URL: https://cgit.FreeBSD.org/src/commit/?id=9b998db87c28356fce21784c4f8bfb8737615e1f

commit 9b998db87c28356fce21784c4f8bfb8737615e1f
Author:     Bjoern A. Zeeb <bz@FreeBSD.org>
AuthorDate: 2024-01-10 10:14:16 +0000
Commit:     Bjoern A. Zeeb <bz@FreeBSD.org>
CommitDate: 2024-02-19 16:07:20 +0000

    net80211: deal with lost state transitions

    Since 5efea30f039c4 we can possibly lose a state transition which can
    cause trouble further down the road.
    The reproducer from 643d6dce6c1e can trigger these for example.
    Drivers for firmware based wireless cards have worked around some of
    this (and other) problems in the past.

    Add an array of tasks rather than a single one as we would simply
    get npending > 1 and lose order with other tasks.  Try to keep state
    changes updated as queued in case we end up with more than one at a
    time.  While this is not ideal either (call it a hack) it will sort
    the problem for now.
    We will queue in ieee80211_new_state_locked() and do checks there
    and dequeue in ieee80211_newstate_cb().
    If we still overrun the (currently) 8 slots we will drop the state
    change rather than overwrite the last one.
    When dequeing we will update iv_nstate and keep it around for historic
    reasons for the moment.

    The longer term we should make the callers of
    ieee80211_new_state[_locked]() actually use the returned errors
    and act appropriately but that will touch a lot more places and
    drivers (possibly incl. changed behaviour for ioctls).

    rtwn(4) and rum(4) should probably be revisted and net80211 internals
    removed (for rum(4) at least the current logic still seems prone to
    races).

    PR:             271979, 271988, 275255, 263613, 274003
    Sponsored by:   The FreeBSD Foundation (in 2023)
    Reviewed by:    cc
    Differential Revision: https://reviews.freebsd.org/D43389

    (cherry picked from commit 713db49d06deee90dd358b2e4b9ca05368a5eaf6)

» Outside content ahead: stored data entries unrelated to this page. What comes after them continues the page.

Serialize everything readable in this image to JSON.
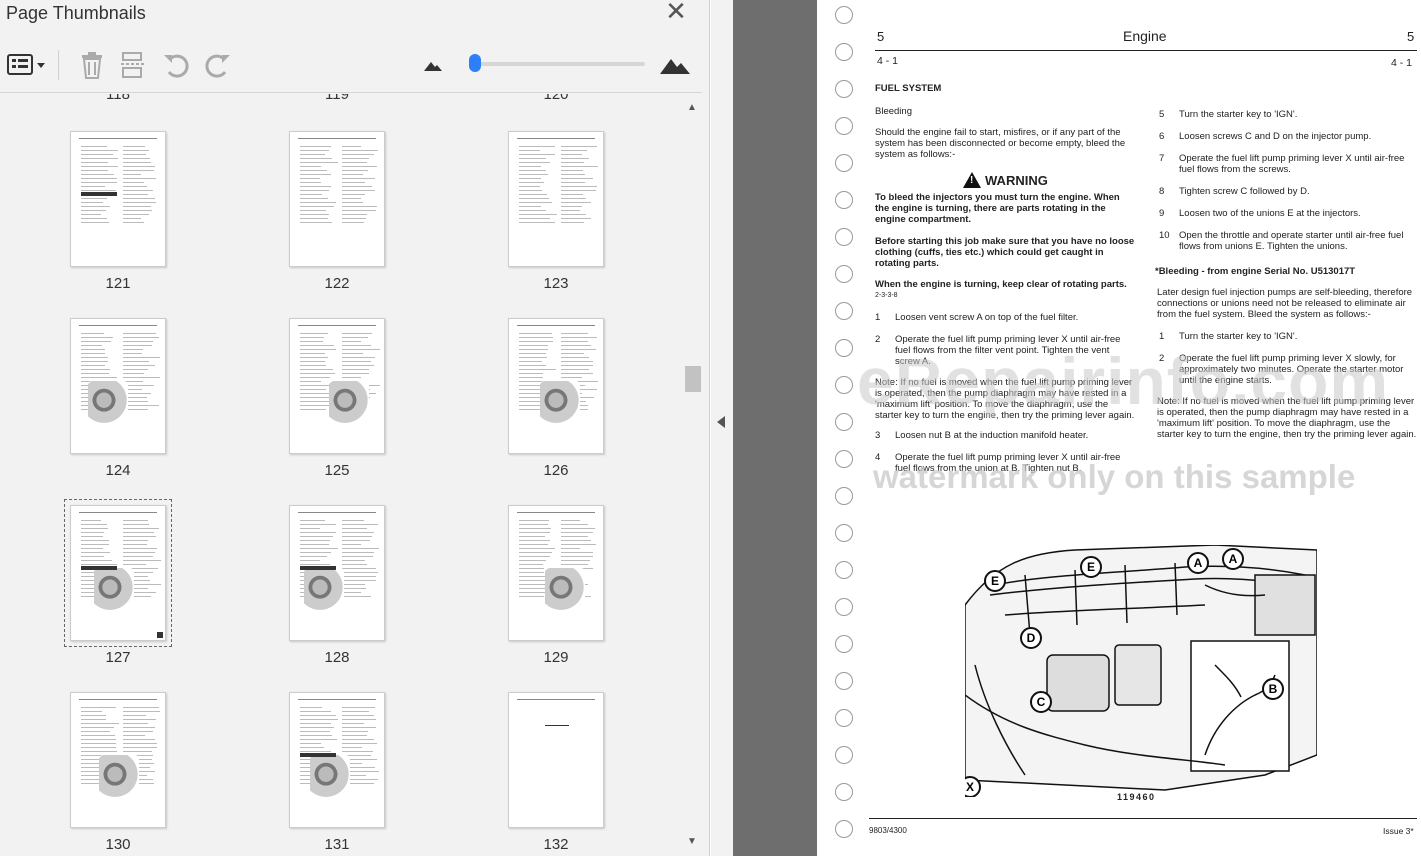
{
  "panel": {
    "title": "Page Thumbnails",
    "close_glyph": "✕",
    "toolbar": {
      "options_icon": "list-options-icon",
      "delete_icon": "trash-icon",
      "extract_icon": "extract-pages-icon",
      "rotate_left_icon": "rotate-ccw-icon",
      "rotate_right_icon": "rotate-cw-icon",
      "zoom_small_icon": "mountain-small-icon",
      "zoom_large_icon": "mountain-large-icon",
      "thumb_size_level": 0.0
    },
    "top_row_labels": [
      "118",
      "119",
      "120"
    ],
    "thumbnails": [
      {
        "label": "121"
      },
      {
        "label": "122"
      },
      {
        "label": "123"
      },
      {
        "label": "124"
      },
      {
        "label": "125"
      },
      {
        "label": "126"
      },
      {
        "label": "127",
        "selected": true
      },
      {
        "label": "128"
      },
      {
        "label": "129"
      },
      {
        "label": "130"
      },
      {
        "label": "131"
      },
      {
        "label": "132"
      }
    ]
  },
  "page": {
    "section_num_left": "5",
    "section_title": "Engine",
    "section_num_right": "5",
    "page_ref_left": "4 - 1",
    "page_ref_right": "4 - 1",
    "heading": "FUEL SYSTEM",
    "subheading": "Bleeding",
    "intro": [
      "Should the engine fail to start, misfires, or if any part of the",
      "system has been disconnected or become empty, bleed the",
      "system as follows:-"
    ],
    "warning_title": "WARNING",
    "warning_p1": [
      "To bleed the injectors you must turn the engine. When",
      "the engine is turning, there are parts rotating in the",
      "engine compartment."
    ],
    "warning_p2": [
      "Before starting this job make sure that you have no loose",
      "clothing (cuffs, ties etc.) which could get caught in",
      "rotating parts."
    ],
    "warning_p3": "When the engine is turning, keep clear of rotating parts.",
    "warning_code": "2-3-3-8",
    "left_steps": [
      {
        "n": "1",
        "lines": [
          "Loosen vent screw A on top of the fuel filter."
        ]
      },
      {
        "n": "2",
        "lines": [
          "Operate the fuel lift pump priming lever X until air-free",
          "fuel flows from the filter vent point. Tighten the vent",
          "screw A."
        ]
      }
    ],
    "note_left": [
      "Note: If no fuel is moved when the fuel lift pump priming lever",
      "is operated, then the pump diaphragm may have rested in a",
      "'maximum lift' position. To move the diaphragm, use the",
      "starter key to turn the engine, then try the priming lever again."
    ],
    "left_steps_2": [
      {
        "n": "3",
        "lines": [
          "Loosen nut B at the induction manifold heater."
        ]
      },
      {
        "n": "4",
        "lines": [
          "Operate the fuel lift pump priming lever X until air-free",
          "fuel flows from the union at B. Tighten nut B."
        ]
      }
    ],
    "right_steps": [
      {
        "n": "5",
        "lines": [
          "Turn the starter key to 'IGN'."
        ]
      },
      {
        "n": "6",
        "lines": [
          "Loosen screws C and D on the injector pump."
        ]
      },
      {
        "n": "7",
        "lines": [
          "Operate the fuel lift pump priming lever X until air-free",
          "fuel flows from the screws."
        ]
      },
      {
        "n": "8",
        "lines": [
          "Tighten screw C followed by D."
        ]
      },
      {
        "n": "9",
        "lines": [
          "Loosen two of the unions E at the injectors."
        ]
      },
      {
        "n": "10",
        "lines": [
          "Open the throttle and operate starter until air-free fuel",
          "flows from unions E. Tighten the unions."
        ]
      }
    ],
    "bleeding_serial": "*Bleeding - from engine Serial No. U513017T",
    "serial_intro": [
      "Later design fuel injection pumps are self-bleeding, therefore",
      "connections or unions need not be released to eliminate air",
      "from the fuel system. Bleed the system as follows:-"
    ],
    "right_steps_2": [
      {
        "n": "1",
        "lines": [
          "Turn the starter key to 'IGN'."
        ]
      },
      {
        "n": "2",
        "lines": [
          "Operate the fuel lift pump priming lever X slowly, for",
          "approximately two minutes. Operate the starter motor",
          "until the engine starts."
        ]
      }
    ],
    "note_right": [
      "Note: If no fuel is moved when the fuel lift pump priming lever",
      "is operated, then the pump diaphragm may have rested in a",
      "'maximum lift' position. To move the diaphragm, use the",
      "starter key to turn the engine, then try the priming lever again."
    ],
    "watermark_main": "eRepairinfo.com",
    "watermark_sub": "watermark only on this sample",
    "diagram_labels": [
      "A",
      "A",
      "E",
      "E",
      "D",
      "B",
      "C",
      "X"
    ],
    "diagram_code": "119460",
    "footer_left": "9803/4300",
    "footer_right": "Issue 3*"
  }
}
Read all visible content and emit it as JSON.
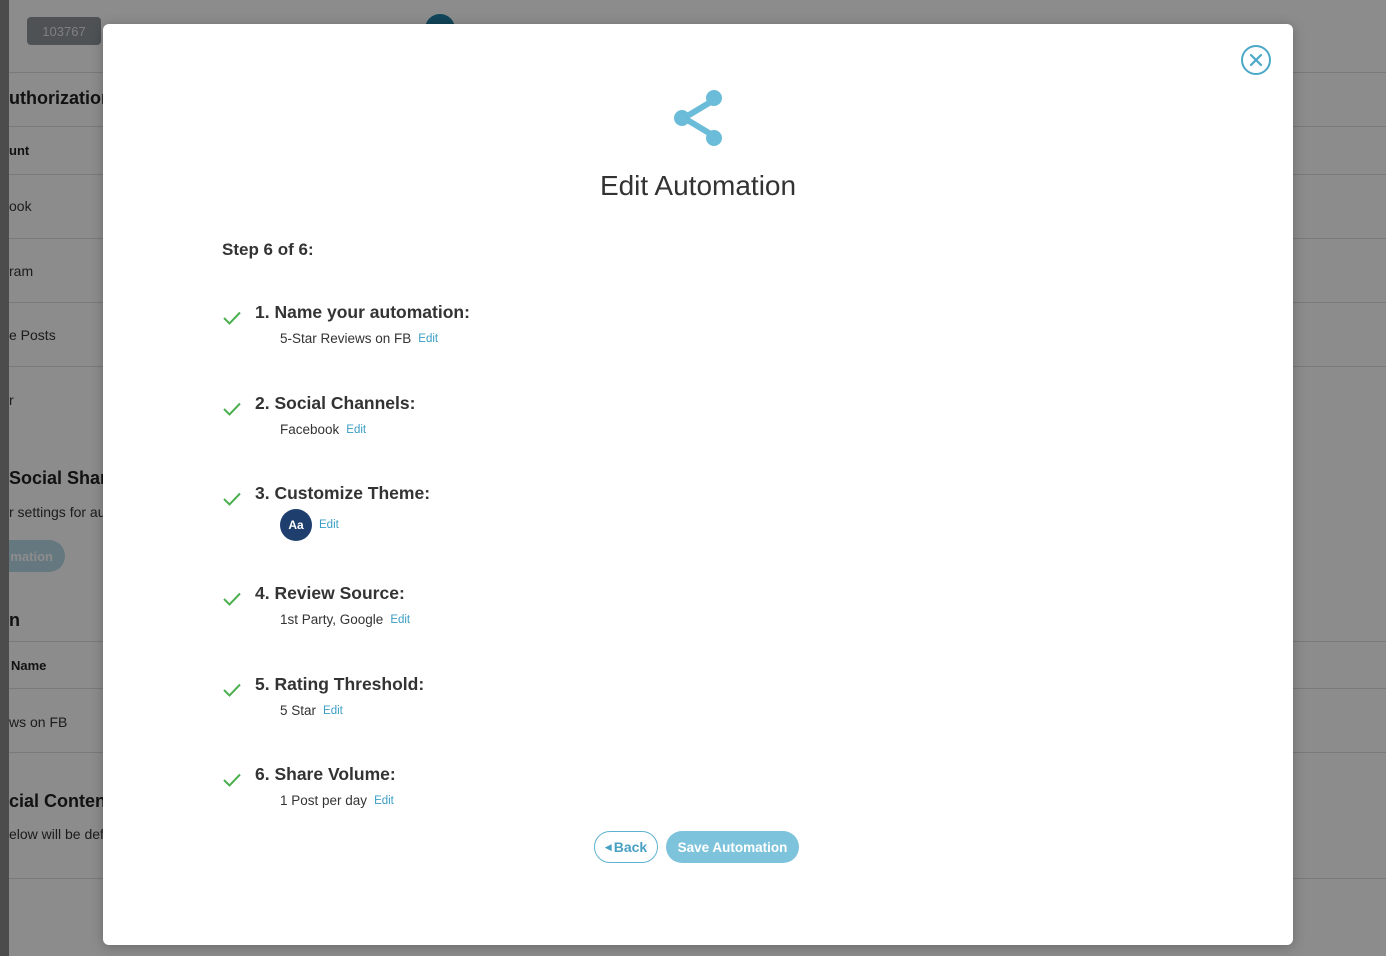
{
  "background": {
    "id_badge": "103767",
    "section_authorization": "uthorization",
    "col_account": "unt",
    "row_facebook": "ook",
    "row_instagram": "ram",
    "row_posts": "e Posts",
    "row_r": "r",
    "section_social_sharing": "Social Shari",
    "settings_text": "r settings for au",
    "pill_label": "mation",
    "section_n": "n",
    "col_name": "Name",
    "row_reviews": "ws on FB",
    "section_social_content": "cial Content",
    "below_text": "elow will be def"
  },
  "modal": {
    "title": "Edit Automation",
    "step_label": "Step 6 of 6:",
    "edit_label": "Edit",
    "steps": [
      {
        "title": "1. Name your automation:",
        "value": "5-Star Reviews on FB"
      },
      {
        "title": "2. Social Channels:",
        "value": "Facebook"
      },
      {
        "title": "3. Customize Theme:",
        "value": "Aa"
      },
      {
        "title": "4. Review Source:",
        "value": "1st Party, Google"
      },
      {
        "title": "5. Rating Threshold:",
        "value": "5 Star"
      },
      {
        "title": "6. Share Volume:",
        "value": "1 Post per day"
      }
    ],
    "back_label": "Back",
    "save_label": "Save Automation"
  },
  "colors": {
    "accent": "#4aa8c8",
    "check": "#4caf50",
    "theme_avatar": "#1e3f6e",
    "save_button": "#7ec3dc"
  },
  "icons": {
    "close": "close-icon",
    "share": "share-icon",
    "check": "check-icon",
    "back_chevron": "chevron-left-icon"
  }
}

    Given this changes the internal structure of 'struct ieee80211vap',
    which gets allocated by the drivers, and we do not have enough
    spares, all wireless drivers need to be recompiled.
    Given we are forced to do the update, we leave fields in the middle
    of the struct and add more spares at the same time.
    __FreeBSD_version will get updated to 1303001 to be able to detect
    this change.

    Approved by:    re (cperciva)

    (cherry picked from commit a890a3a5ddf33acb0a4000885945b89156799b07)
    (cherry picked from commit a7e1fc7f620d3341549c1380f550aaafbdb45622)

 sys/dev/rtwn/if_rtwn.c         |   4 +-
 sys/dev/usb/wlan/if_rum.c      |   4 +-
 sys/net80211/ieee80211.c       |   4 +-
 sys/net80211/ieee80211_ddb.c   |  15 ++++-
 sys/net80211/ieee80211_proto.c | 124 ++++++++++++++++++++++++++++++++++-------
 sys/net80211/ieee80211_var.h   |  18 +++---
 6 files changed, 136 insertions(+), 33 deletions(-)
Comment 45 Bjoern A. Zeeb freebsd_committer freebsd_triage 2024-02-19 16:42:59 UTC
I believe all the firmware crashes reported here have been solved for a few months and 15/14/13/and 13.3 should not have these problems anymore.

I'll close but in case you still see the problem please re-open.
Also if anyone can confirm it working please let us know.

Note: there is still the "Invalid TXQ id" I know some people are seeing; that is tracked in PR 274382 (just in case you test and hit that please follow-up there).